A jakbyś rodziła w szpitalu to w takim wypadku zrobili by ci cc?
 
@Munro
Dzisiaj dopiero odpisuję, bo znalazłam chwilę z moimi urwisami 🤯 a więc uważam, że poród domowy jest nieodpowiedzialny, bo sama taki przeżyłam w pierwszej ciąży, do dzisiaj mam wyrzuty sumienia z tego powodu. Ciąża idealna, dziecko zdrowe, ja zdrowa, do szpitala jedyne 30 minut (co mi się wydawało wtedy blisko), miałam opłacone 3 położne, lekarza na telefonie, dodatkowo, dodatkowo przyjechał mniej więcej po 10 godzinach porodu, twierdząc, że wszystko ok. W domu przenośne usg, ktg. Przed porodem dużo ćwiczyłam, medytacja, piłka, oddech... Wydawało mi się, że wiem wszystko i jestem przygotowana. Od początku porodu szło opornie i bardzo bolało, mimo wszystkich moich technik relaksacyjnych, miałam potworne bóle krzyżowe. W trakcie porodu moja kość ogonowa zaczęła się przesuwać, nie mogłam wytrzymać z bólu. Położne stawały na głowie. Skurcze były bardzo silne a rozwarcie szło opornie. Po wizycie lekarza, który twierdził, że wszystko ok, krzyczałam z bólu, nie panowałam nad tym kompletnie. Po 18 godzinach porodu tetno dziecka zaczęło spadać. Szybki telefon do lekarza - 30 minut to za długo do szpitala, mogą wezwać karetkę, będzie tylko nieco szybciej. Okazało się, że dziecko nie było odpowiednio wstawione w kanał rodny, ja miałam już bóle parte od dwóch godzin, a główka dziecka napierala na moją kość. Położna powiedziała wprost - albo zgodzę się na 'wypchnięcie' dziecka, albo nie obiecuje, co będzie dalej. Zgodziłam się. Jedna położna od dołu wstawiała dziecko w kanał rodny, a dwie naciskały na brzuch. Dziecko wyszło z krwiakiem na głowie, nie płakało, jak się później okazało miało zachlystowe zapalenie płuc. Ja popękana szyjka macicy, złamana kość ogonowa, popękałam tak, że przez pół roku nie mogłam normalnie usiąść.
Czy ktoś zawinił? Nie. To było nie do przewidzenia. Stąd moja opinia - takie porody są nieodpowiedzialne, bo nie przewidzisz wszystkiego.
I to jest wyjaśnienie. A nie rzucenie sprawy w eter.
Przykro mi, że tak się skończyło.
Z Twojego opisu wynika, że zrobiłaś wszystko, co należało. Na pewno więcej niż ja, po prostu przyjeżdżając do szpitala.
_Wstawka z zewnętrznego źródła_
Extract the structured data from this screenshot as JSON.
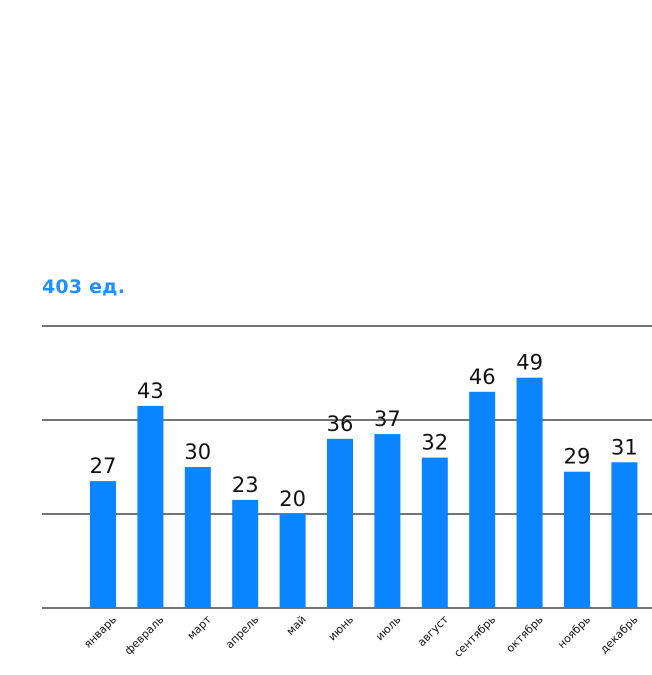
{
  "summary": {
    "total_label": "403 ед."
  },
  "colors": {
    "bar": "#0a84ff",
    "grid": "#222222",
    "label": "#111111",
    "summary": "#1e90ff"
  },
  "chart_data": {
    "type": "bar",
    "title": "",
    "xlabel": "",
    "ylabel": "",
    "categories": [
      "январь",
      "февраль",
      "март",
      "апрель",
      "май",
      "июнь",
      "июль",
      "август",
      "сентябрь",
      "октябрь",
      "ноябрь",
      "декабрь"
    ],
    "values": [
      27,
      43,
      30,
      23,
      20,
      36,
      37,
      32,
      46,
      49,
      29,
      31
    ],
    "value_labels": [
      "27",
      "43",
      "30",
      "23",
      "20",
      "36",
      "37",
      "32",
      "46",
      "49",
      "29",
      "31"
    ],
    "ylim": [
      0,
      60
    ],
    "gridlines": [
      0,
      20,
      40,
      60
    ],
    "show_y_tick_labels": false,
    "grid": true,
    "legend": "none"
  }
}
Nigdy tego nie rozstrzygniemy, ale być może właśnie w ten sposób pomogłaś sobie i dziecku. Miałaś opiekę położnych cały czas.
W szpitalu raczej by tak nie było. I mogłoby skończyć się o wiele gorzej. Albo lepiej.
 
A jakbyś rodziła w szpitalu to w takim wypadku zrobili by ci cc?
Tak, oczywiście wyszłabym z tego jeszcze bardziej poturbowana, ale myślę, że z dzieckiem byłoby lepiej.

I oczywiście, nie neguje, że są piękne porody domowe, bo wiadomo, że w domu jest zupełnie inaczej, ale poród to proces, który jak widać może się w trakcie mega zmienić. U mnie w rodzinie dużo dziewczyn rodziło w ten sposób i byłam przekonana, że u mnie też tak będzie. A to stało się dla mnie traumą. I tak bardzo nie chciałam do szpitala, a o ironio sprawiłam, że trafiliśmy tam na dwa tygodnie przez stan dziecka i mój. Do dziś siedzi mi to w głowie.
 
Tak, oczywiście wyszłabym z tego jeszcze bardziej poturbowana, ale myślę, że z dzieckiem byłoby lepiej.

I oczywiście, nie neguje, że są piękne porody domowe, bo wiadomo, że w domu jest zupełnie inaczej, ale poród to proces, który jak widać może się w trakcie mega zmienić. U mnie w rodzinie dużo dziewczyn rodziło w ten sposób i byłam przekonana, że u mnie też tak będzie. A to stało się dla mnie traumą. I tak bardzo nie chciałam do szpitala, a o ironio sprawiłam, że trafiliśmy tam na dwa tygodnie przez stan dziecka i mój. Do dziś siedzi mi to w głowie.
A późniejszy poród szpitalny był piękny? Bo rozumiem, że rodziłaś w szpitalu drugie dziecko?
Wybrałaś ten oddalony o 30 minut, czy inny?